Sentiment Analysis via Deep Hybrid Textual-Crowd Learning Model
Dizaji, Kamran Ghasedi (University of Pittsburgh) | Huang, Heng (University of Pittsburgh)
Crowdsourcing technique provides an efficient platform to employ human skills in sentiment analysis, which is a difficult task for automatic language models due to the large variations in context, writing style, view point and so on. However, the standard crowdsourcing aggregation models are incompetent when the number of crowd labels per worker is not sufficient to train parameters, or when it is not feasible to collect labels for each sample in a large dataset. In this paper, we propose a novel hybrid model to exploit both crowd and text data for sentiment analysis, consisting of a generative crowdsourcing aggregation model and a deep sentimental autoencoder. Combination of these two sub-models is obtained based on a probabilistic framework rather than a heuristic way. We introduce a unified objective function to incorporate the objectives of both sub-models, and derive an efficient optimization algorithm to jointly solve the corresponding problem. Experimental results indicate that our model achieves superior results in comparison with the state-of-the-art models, especially when the crowd labels are scarce.
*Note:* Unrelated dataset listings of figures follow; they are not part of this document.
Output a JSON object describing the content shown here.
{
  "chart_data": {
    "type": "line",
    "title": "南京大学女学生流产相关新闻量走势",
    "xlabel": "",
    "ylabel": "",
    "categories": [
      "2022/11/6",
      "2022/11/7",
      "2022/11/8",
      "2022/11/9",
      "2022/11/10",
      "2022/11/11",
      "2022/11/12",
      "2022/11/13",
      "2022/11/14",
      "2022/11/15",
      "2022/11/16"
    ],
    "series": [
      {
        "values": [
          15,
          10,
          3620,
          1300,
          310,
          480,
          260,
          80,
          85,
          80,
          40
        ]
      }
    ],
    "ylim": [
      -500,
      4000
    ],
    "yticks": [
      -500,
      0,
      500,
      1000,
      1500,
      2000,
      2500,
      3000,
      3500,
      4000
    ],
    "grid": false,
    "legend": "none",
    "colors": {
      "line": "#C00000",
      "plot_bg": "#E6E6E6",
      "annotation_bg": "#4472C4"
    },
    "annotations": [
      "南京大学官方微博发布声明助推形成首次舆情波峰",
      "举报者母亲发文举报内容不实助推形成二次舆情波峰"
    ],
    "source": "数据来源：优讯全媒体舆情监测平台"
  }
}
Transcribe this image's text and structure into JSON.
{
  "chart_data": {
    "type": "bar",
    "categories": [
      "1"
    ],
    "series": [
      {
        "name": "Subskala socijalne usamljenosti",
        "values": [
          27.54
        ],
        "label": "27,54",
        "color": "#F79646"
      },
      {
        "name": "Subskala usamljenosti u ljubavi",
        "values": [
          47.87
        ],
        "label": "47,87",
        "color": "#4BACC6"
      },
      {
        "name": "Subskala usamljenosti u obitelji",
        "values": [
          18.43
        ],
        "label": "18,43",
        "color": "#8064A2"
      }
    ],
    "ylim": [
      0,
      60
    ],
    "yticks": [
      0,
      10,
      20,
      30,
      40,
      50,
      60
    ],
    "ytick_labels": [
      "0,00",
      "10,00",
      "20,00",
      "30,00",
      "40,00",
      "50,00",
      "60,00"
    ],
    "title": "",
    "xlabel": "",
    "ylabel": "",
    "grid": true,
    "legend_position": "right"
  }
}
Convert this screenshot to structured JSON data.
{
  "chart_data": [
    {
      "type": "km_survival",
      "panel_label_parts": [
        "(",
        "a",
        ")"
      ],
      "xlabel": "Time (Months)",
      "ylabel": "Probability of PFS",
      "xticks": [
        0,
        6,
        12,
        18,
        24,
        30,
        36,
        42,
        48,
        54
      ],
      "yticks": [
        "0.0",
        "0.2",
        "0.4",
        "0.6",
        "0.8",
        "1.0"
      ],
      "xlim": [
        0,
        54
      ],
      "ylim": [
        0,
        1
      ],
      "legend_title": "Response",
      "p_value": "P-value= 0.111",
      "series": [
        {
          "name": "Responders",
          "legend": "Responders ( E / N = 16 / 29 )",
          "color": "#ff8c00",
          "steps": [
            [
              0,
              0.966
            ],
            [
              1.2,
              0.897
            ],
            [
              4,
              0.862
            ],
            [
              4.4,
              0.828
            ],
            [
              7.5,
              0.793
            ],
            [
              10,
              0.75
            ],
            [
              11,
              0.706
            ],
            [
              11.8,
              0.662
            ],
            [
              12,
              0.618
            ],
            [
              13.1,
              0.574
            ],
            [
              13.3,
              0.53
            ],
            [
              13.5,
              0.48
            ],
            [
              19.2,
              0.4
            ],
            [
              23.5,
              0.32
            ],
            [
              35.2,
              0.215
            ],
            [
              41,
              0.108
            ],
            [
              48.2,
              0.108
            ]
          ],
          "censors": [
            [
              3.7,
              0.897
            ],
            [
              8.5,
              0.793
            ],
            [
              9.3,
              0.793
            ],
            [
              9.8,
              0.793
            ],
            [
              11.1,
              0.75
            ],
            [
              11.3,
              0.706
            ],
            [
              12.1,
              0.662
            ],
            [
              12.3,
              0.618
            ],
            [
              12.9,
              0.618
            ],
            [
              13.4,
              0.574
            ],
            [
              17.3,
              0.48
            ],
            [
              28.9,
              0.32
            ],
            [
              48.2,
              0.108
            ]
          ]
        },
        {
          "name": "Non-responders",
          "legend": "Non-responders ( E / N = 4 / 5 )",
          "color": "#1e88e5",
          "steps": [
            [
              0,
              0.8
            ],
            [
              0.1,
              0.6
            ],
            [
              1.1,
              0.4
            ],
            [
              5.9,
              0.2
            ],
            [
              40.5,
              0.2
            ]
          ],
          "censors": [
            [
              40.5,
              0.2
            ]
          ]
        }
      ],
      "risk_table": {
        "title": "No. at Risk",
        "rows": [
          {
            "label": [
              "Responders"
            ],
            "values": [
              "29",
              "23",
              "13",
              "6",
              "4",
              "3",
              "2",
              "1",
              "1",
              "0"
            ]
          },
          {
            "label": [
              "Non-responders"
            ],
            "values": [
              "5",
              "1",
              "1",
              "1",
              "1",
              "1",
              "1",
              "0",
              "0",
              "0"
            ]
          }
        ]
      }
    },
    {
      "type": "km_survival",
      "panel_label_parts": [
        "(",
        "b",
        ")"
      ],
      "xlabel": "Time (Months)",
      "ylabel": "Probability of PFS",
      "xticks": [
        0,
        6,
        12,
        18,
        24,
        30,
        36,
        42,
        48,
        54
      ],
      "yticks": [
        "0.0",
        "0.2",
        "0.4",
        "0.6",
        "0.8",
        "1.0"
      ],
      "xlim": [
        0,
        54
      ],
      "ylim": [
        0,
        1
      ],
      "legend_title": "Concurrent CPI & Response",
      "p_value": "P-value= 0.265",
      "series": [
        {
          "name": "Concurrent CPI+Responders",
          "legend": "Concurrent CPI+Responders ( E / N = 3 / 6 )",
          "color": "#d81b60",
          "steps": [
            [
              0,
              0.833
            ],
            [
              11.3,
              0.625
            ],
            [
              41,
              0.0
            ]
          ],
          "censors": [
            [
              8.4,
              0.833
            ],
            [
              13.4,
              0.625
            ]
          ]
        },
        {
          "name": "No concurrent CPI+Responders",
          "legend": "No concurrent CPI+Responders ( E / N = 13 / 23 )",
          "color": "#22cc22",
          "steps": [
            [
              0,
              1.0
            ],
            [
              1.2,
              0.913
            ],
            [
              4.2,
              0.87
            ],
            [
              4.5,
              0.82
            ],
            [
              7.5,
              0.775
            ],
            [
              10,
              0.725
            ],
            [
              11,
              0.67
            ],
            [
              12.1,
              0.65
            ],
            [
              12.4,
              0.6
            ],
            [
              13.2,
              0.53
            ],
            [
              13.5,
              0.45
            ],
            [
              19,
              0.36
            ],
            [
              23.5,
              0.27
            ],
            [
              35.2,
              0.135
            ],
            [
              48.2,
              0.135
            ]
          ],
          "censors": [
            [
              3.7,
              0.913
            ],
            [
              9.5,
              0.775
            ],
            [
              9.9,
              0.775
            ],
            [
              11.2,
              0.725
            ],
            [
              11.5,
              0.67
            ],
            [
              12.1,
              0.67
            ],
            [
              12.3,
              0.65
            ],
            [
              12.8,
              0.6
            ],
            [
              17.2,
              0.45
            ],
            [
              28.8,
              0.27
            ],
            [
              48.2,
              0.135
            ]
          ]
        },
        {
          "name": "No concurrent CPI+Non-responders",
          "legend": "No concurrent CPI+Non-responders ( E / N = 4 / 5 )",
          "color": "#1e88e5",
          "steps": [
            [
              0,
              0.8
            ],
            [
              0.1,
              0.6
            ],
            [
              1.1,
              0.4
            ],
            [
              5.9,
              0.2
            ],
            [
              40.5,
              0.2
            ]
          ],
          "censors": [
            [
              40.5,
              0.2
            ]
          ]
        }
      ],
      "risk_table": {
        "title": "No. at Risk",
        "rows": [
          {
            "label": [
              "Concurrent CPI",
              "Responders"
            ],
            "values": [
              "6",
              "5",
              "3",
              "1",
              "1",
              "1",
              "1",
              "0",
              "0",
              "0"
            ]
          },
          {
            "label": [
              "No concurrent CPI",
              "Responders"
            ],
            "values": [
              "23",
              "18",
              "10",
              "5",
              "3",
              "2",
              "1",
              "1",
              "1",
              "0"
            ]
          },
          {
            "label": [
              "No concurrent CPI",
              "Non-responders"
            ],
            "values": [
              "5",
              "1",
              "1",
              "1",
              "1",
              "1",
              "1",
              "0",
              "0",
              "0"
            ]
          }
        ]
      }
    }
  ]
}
Optimizing Interventions via Offline Policy Evaluation: Studies in Citizen Science
Segal, Avi (Ben-Gurion University of the Negev) | Gal, Kobi (Ben-Gurion University of the Negev) | Kamar, Ece (Microsoft Research, Redmond WA) | Horvitz, Eric (Microsoft Research, Redmond WA) | Miller, Grant (University of Oxford)
Volunteers who help with online crowdsourcing such as citizen science tasks typically make only a few contributions before exiting. We propose a computational approach for increasing users' engagement in such settings that is based on optimizing policies for displaying motivational messages to users. The approach, which we refer to as Trajectory Corrected Intervention (TCI), reasons about the tradeoff between the long-term influence of engagement messages on participants' contributions and the potential risk of disrupting their current work. We combine model-based reinforcement learning with off-line policy evaluation to generate intervention policies, without relying on a fixed representation of the domain. TCI works iteratively to learn the best representation from a set of random intervention trials and to generate candidate intervention policies. It is able to refine selected policies off-line by exploiting the fact that users can only be interrupted once per session.We implemented TCI in the wild with Galaxy Zoo, one of the largest citizen science platforms on the web. We found that TCI was able to outperform the state-of-the-art intervention policy for this domain, and significantly increased the contributions of thousands of users. This work demonstrates the benefit of combining traditional AI planning with off-line policy methods to generate intelligent intervention strategies.